Invented by Google and popularized by Hadoop, MapReduce enjoys the buzz in recent years. When talking about data analytics, people often think of MapReduce. It is scalable and easy to programming. With open source Hadoop ecosystem, people can quickly start crunching numbers on the clusters of cheap commodity computers. However, it is actually not the right thing for most of us. To see why, let’s first understand why Google invented MapReduce. In the paper “MapReduce: Simplified Data Processing on Large Clusters“, Jeffrey Dean and Sanjay Ghemawat observed
- Most Google’s computations (e.g. generating inverted indices, summaries of the number of pages crawled per host, the set of most frequent queries) are conceptually straightforward.
- The input data is usually large. All Google’s business is about BIG data at the internet scale.
- Computations are distributed across thousands of commodity machines connected by commodity networking, where hardware failure is not uncommon. Storage is provided by inexpensive IDE disks attached directly to individual machines.
Therefore, they proposed the MapReduce to deal the issues of how to parallelize the computation, distribute the data, and handle failures. Compared to other popular parallel computing approach (e.g. MPI, the de facto parallel computing standard on supercomputers), the main contributions of MapReduce are
- A simple parallel computing paradigm. Inspired by functional programming, the computing paradigm of MapReduce is really simple and easy to understand. Because of automatic parallelization, no explicit handling of data transfer and synchronization in programs, and no deadlock, this model is very attractive. Meanwhile it is sufficient for simple computations mentioned earlier. In contrast, the learning curve of much more comprehensive MPI is steep.

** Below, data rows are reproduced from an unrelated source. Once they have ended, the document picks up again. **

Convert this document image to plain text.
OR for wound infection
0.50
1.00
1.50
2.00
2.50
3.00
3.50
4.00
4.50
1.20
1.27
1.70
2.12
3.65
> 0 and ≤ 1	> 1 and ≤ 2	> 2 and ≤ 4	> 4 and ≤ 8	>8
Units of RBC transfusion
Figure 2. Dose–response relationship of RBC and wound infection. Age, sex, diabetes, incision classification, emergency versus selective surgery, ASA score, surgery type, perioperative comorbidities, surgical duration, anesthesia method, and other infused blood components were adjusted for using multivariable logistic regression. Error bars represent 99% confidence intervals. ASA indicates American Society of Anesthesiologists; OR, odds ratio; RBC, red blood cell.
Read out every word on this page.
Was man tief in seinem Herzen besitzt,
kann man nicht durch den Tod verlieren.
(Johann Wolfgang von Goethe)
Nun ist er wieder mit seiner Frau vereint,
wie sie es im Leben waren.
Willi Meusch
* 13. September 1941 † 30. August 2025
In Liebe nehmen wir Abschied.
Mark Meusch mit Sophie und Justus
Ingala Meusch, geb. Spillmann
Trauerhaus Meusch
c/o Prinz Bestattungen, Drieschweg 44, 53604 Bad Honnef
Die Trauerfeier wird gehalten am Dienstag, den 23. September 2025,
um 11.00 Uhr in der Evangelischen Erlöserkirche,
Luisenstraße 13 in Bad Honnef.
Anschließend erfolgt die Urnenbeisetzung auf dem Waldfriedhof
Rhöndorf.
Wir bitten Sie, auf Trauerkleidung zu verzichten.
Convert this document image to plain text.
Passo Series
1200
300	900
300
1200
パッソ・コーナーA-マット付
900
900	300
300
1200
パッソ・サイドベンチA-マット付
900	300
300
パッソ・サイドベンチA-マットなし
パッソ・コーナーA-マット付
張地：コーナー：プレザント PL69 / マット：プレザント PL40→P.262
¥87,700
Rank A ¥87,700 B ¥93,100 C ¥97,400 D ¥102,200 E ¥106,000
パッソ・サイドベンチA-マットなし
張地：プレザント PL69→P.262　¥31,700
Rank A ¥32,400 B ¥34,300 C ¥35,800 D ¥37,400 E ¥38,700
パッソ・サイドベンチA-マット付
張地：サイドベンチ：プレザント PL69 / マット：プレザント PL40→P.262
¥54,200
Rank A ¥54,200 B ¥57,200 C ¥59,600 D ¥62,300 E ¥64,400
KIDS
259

- Assuming the input data is too big to fit into the memory (combined from all nodes), MapReduce employs a data flow model, which also provides a simple I/O interface to access large amount of data in distributed file system. It also exploits data locality for efficiency. In most cases, we don’t need to worry about I/O at all. Although it sounds trivial, it is actually an important improvement for big data analytics. MPI initially ignored I/O at all and MPI-I/O was added into MPI-2 later. But it is not easy to use and difficult to achieve good performance.
- Fault tolerance. Because hardware failures are common in the large clusters of commodity PCs, MapReduce puts a lot of emphasis on fault tolerance. In MPI, it is mainly application developers’ job to make program fault tolerance.
All of these are very good designs for Google given their computations and environment. However, they are not good for many of us. Even though everyone is talking about big data, only very few companies handle the data size on par with Google. In fact, even most MapReduce jobs in Microsoft, Yahoo, Facebook are applied to relatively small data. In the paper “Nobody ever got fired for using Hadoop on a cluster“, Microsoft Research analyzed 174,000 jobs submitted to a production analytics cluster in Microsoft in a single month in 2011 and found that the median job input data set size was less than 14 GB. They also estimated that the median input data size of the Hadoop jobs on the production clusters at Yahoo is less than 12.5 GB. A 2012 paper from Facebook revealed that Facebook jobs follow a power-law distribution with small jobs dominating. From the graphs in the paper, it appears that at least 90% of the jobs have input sizes under 100 GB. If your data can fit into the distributed memory, why confine yourself to the slow MapReduce? Besides, not many people afford a cluster of thousand nodes. If you have only dozens of machines, why bother fault tolerance? For fault tolerance, MapReduce keeps writing to disk all the time, which drags down your application performance significantly.
A more severe problem is that MapReduce provides only a very LIMITED parallel computing paradigm. Not all problems fit in MapReduce. For data analytics, we really want to apply advanced statistical analysis and machine learning to obtain deep insights. Isn’t it a shame if we can only do simple aggregations? Unfortunately, it is either impossible or awkward to implement many statistics and machine learning algorithms in MapReduce. For non-trivial algorithms, programmers try hard to “MapReducize” them, often in a non-intuitive way.
Even though MapReduce has the aforementioned problems, I appreciate that it helps so many companies/practitioners to hug big data and analytics in such a short period. After years of practice, the community has realized these problems and try to address them in different ways. For example, Apache Spark aims on the speed by keeping data in memory. Apache Pig provides a DSL and Hive provides a SQL dialect on the top of MapReduce to ease the programming. Google Dremel/Cloudera Impala target on interactive analysis with SQL queries. Microsoft Dryad/Apache Tez provides a more general parallel computing framework that models computations in DAGs. Google Pregel/Apache Giraph concerns computing problems on large graphs. Apache Storm focuses on real time event processing. We will look into all of them in the Big Data Analytics series.